Don nospam at nospam.com
Thu Aug 6 00:03:28 PDT 2009


Jarrett Billingsley wrote:
> On Wed, Aug 5, 2009 at 10:16 PM, Don<nospam at nospam.com> wrote:
>> Lars T. Kyllingstad wrote:
>>> Lars T. Kyllingstad wrote:
>>>> Here's a puzzle for you floating-point wizards out there. I have to
>>>> translate the following snippet of FORTRAN code to D:
>>>>
>>>>      REAL B,Q,T
>>>> C     ------------------------------
>>>> C     |*** COMPUTE MACHINE BASE ***|
>>>> C     ------------------------------
>>>>      T = 1.
>>>> 10    T = T + T
>>>>      IF ( (1.+T)-T .EQ. 1. ) GOTO 10
>>>>      B = 0.
>>>> 20    B = B + 1
>>>>      IF ( T+B .EQ. T ) GOTO 20
>>>>      IF ( T+2.*B .GT. T+B ) GOTO 30
>>>>      B = B + B
>>>> 30    Q = ALOG(B)
>>>>      Q = .5/Q
>>>>
>>>> Of course I could just do a direct translation, but I have a hunch that
>>>> T, B, and Q can be expressed in terms of real.epsilon, real.min and so
>>>> forth. I have no idea how, though. Any ideas?
>>>>
>>>> (I am especially puzzled by the line after l.20. How can this test ever
>>>> be true? Is the fact that the 1 in l.20 is an integer literal significant?)
>>>>
>>>> -Lars
>>>
>>> I finally solved the puzzle by digging through ancient scientific papers,
>>> as well as some old FORTRAN and ALGOL code, and the solution turned out to
>>> be an interesting piece of computer history trivia.
>>>
>>> After the above code has finished, the variable B contains the radix of
>>> the computer's numerical system.
>>>
>>> Perhaps the comment should have tipped me off, but I had no idea that
>>> computers had ever been anything but binary. But apparently, back in the 50s
>>> and 60s there were computers that used the decimal and hexadecimal systems
>>> as well. Instead of just power on/off, they had 10 or 16 separate voltage
>>> levels to differentiate between bit values.

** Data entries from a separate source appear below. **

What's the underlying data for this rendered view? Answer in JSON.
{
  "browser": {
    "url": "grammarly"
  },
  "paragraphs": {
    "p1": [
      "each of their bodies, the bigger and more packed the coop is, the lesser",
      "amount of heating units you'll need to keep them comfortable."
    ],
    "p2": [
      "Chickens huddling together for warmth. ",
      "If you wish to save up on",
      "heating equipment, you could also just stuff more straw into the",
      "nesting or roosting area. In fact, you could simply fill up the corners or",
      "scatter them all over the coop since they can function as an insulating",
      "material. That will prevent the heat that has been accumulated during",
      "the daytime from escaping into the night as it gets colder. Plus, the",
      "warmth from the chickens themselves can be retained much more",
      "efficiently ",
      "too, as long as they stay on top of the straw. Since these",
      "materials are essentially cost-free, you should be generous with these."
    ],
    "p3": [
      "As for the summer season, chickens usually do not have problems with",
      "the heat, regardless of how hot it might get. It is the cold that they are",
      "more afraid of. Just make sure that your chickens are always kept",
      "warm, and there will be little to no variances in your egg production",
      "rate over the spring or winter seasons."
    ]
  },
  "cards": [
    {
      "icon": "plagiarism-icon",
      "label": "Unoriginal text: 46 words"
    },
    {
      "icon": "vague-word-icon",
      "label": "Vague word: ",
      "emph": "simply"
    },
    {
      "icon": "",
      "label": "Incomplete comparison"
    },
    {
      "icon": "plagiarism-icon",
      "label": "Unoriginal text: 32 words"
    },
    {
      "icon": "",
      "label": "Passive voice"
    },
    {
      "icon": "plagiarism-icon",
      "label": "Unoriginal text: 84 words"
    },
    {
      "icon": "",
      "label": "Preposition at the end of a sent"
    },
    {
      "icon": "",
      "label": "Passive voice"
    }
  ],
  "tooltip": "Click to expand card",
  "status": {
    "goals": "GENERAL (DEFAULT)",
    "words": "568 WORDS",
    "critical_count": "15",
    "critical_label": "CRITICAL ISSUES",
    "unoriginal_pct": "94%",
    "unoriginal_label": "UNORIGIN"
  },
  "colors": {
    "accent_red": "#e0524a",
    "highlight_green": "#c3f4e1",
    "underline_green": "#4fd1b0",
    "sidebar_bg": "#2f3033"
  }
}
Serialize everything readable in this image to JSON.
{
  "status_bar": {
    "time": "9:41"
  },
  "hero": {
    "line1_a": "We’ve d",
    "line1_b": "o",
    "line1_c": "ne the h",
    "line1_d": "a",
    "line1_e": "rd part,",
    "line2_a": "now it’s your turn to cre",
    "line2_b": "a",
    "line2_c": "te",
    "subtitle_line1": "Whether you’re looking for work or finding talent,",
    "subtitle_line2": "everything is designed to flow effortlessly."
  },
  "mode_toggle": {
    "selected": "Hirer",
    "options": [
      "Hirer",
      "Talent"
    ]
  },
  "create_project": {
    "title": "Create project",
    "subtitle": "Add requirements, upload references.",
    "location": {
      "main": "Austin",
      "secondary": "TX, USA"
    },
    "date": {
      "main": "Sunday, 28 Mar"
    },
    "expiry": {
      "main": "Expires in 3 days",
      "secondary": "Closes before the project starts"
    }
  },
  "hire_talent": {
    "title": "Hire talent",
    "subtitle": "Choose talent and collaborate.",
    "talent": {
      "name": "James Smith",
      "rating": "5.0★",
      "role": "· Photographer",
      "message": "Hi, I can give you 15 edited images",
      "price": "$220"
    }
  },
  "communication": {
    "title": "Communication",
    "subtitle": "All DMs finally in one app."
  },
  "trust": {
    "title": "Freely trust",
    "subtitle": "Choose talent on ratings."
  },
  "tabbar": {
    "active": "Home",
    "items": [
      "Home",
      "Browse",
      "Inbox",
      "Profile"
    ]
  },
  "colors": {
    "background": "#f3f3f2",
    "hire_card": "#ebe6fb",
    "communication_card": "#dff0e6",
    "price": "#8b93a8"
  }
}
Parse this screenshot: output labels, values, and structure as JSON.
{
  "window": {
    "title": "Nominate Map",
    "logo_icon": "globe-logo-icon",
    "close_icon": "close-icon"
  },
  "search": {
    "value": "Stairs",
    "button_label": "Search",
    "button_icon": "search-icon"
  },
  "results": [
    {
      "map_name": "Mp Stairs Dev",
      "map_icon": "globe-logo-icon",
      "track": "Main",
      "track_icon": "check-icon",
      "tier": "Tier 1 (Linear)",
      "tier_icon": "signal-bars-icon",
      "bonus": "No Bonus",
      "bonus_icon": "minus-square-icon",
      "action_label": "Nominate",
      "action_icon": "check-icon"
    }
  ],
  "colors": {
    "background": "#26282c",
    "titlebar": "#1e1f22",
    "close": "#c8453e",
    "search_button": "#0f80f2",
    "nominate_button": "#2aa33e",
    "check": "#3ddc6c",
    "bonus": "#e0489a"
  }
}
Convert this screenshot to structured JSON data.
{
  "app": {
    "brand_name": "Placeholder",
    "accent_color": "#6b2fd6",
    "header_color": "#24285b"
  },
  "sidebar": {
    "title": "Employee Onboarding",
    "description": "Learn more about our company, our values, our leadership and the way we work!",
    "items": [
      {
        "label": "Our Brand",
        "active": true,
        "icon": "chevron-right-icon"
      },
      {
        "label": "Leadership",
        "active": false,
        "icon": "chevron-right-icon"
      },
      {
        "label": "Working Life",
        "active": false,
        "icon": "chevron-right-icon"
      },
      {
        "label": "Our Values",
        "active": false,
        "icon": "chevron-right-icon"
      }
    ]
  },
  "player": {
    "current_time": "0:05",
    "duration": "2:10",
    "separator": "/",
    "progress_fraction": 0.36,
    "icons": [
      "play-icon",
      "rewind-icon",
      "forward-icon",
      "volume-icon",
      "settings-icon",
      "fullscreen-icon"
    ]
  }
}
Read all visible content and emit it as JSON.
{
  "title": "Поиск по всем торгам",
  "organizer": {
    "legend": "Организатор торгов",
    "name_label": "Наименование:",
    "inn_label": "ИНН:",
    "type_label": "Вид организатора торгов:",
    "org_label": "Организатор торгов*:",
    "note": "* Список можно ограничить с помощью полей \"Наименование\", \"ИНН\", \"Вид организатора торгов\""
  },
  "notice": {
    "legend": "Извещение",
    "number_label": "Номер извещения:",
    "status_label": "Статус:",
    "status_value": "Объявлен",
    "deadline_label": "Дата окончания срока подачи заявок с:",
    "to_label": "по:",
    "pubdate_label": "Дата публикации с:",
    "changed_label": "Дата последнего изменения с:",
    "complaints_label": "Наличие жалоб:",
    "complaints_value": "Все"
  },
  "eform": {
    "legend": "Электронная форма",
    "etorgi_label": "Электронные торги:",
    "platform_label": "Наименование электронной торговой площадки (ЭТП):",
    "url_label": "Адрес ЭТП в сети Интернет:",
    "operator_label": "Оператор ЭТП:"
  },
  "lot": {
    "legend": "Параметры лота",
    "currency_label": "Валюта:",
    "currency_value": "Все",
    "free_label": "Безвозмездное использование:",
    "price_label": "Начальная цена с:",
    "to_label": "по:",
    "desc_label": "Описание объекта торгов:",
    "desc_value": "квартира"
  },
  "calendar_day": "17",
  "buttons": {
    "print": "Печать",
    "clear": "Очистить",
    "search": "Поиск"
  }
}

>> Not quite. They just used exponents which were powers of 10 or 16, rather
>> than 2. BTW, T == 1/real.epsilon. I don't know what ALOG does, so I've no
>> idea what Q is.
> 
> Apparently ALOG is just an old name for LOG.  At least that's what
> Google tells me.
Then Q is 0.5*ln(0.5). Dunno what use that is.